Even in the context of the steady drumbeat of positive moves that the Administration has taken on Cuba, it is not quite conceivable that U.S.-Cuba talks could really brook these types of issues. But we're clearly in a better place in our relationship than we've been in a long time. The U.S. isn't breaking any speed records as it rolls out its review of Cuba policy, but then again, the infrastructure of the embargo was a long time in preparation. The process underway now is clearly what Denis McDonough was talking about when he told the New York Times' Mark Landler that "engagement should be judged as a means to an end, not as a policy goal in itself." That's what we are doing: talking about issues of mutual, practical concern.

This is all to the good, but of course it isn't going to lead to a quick resolution of our longstanding conflict. Most of the commentaries on this page have been highly critical of the Obama administration for not pushing ahead with an opening to Cuba many had hoped for during the campaign. It’s hard not to agree. From a big picture perspective, we have nothing to lose but the chains that have bound us to this anachronism. As we open to Cuba, and time marches on, Cuba will get freer.

If, however, in addition to the steady, quiet drumbeat of positive steps from the executive branch (freer travel for Cuban families, substantive migration talks, re-opening mail links, much more liberal rules around sending packages to Cuba -- this one for all Americans, not just Cubans) the president asked Congress to lift the travel ban, it would signal the end game. Some in Congress would put up a vitriolic fight. But it would be a fight without the broad implications of the many other difficult national debates we face, like on health care or immigration. The fact is, even though the failed Cuba policy has caused tremendous pain for those involved, most of the rest of us wonder what that’s all about and why, in an age when China finances our wars in Iraq and Afghanistan, we still care what kind of government Cuba has. When Ben Stiller introduced Juanes at the Clinton Global Initiative the other night, it was with an air of gratitude for the man who had brought a million people or so into Cuba’s main plaza. For the vast majority of Americans -- including those Americans who serve in Congress -- this is not a controversy. The vast majority of Americans, like Ben Stiller, think: yeah, why are we still embargoing that country, anyway?

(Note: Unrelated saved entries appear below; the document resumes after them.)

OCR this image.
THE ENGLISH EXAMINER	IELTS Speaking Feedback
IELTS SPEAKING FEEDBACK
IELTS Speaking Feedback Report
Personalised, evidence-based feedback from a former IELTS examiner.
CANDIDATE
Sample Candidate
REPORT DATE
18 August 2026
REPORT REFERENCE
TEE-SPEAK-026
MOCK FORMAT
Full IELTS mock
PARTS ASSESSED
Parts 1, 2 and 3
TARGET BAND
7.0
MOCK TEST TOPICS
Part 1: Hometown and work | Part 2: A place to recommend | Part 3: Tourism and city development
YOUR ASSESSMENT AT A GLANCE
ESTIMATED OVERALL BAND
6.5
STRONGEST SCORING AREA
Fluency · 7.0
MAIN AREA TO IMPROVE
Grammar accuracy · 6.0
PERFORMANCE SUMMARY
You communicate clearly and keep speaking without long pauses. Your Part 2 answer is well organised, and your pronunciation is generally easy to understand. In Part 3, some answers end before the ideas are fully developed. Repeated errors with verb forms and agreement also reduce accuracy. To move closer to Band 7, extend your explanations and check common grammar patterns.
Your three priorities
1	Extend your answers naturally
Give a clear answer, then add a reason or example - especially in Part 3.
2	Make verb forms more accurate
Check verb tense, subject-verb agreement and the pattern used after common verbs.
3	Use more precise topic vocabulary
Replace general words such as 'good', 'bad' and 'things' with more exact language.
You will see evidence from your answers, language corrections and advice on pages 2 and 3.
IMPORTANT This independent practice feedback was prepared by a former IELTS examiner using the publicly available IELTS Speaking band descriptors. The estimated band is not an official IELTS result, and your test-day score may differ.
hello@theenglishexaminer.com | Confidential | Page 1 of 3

Like it or not, given the packed agenda the administration faces, it would be a mistake to expect the president to jump in with both feet on Cuba. It is the pragmatic modus operandi of this administration to prioritize its challenges and spend its capital only when it's game time. From the Employee Free Choice Act to the public health care option, there’s a long list of issues where the President’s views are clear, but he hasn’t pushed them aggressively right from the gate. Time will tell whether that’s a good move or not; if, in a year or two, he hasn’t gotten anywhere on these issues, that will speak for itself. On the other hand, if he demonstrates progress on the truly difficult issues: Israel/Palestine, Afghanistan, Pakistan and Iran, then he can turn to second-tier foreign policy problems like Cuba. And if things have gone reasonably well, Cuba will not be so a tough after all.

But where does that leave those of us who care about Cuba? It might not be Iraq, but its pretty painful for the families this terrible conflict has torn apart. And it won't get better without sustained, grown-up attention. And that means that, for better or worse, Congress is in the driver’s seat right now. We should hope Sam Farr is right – and not fatally premature – when he says the votes are there to pass the bill that would open Cuba travel to everyone. Keep watching this space! If the broad spectrum of actors from trade and travel spheres can rally around one bill, it is very conceivable that the Congress can let the president ride in the back on this one.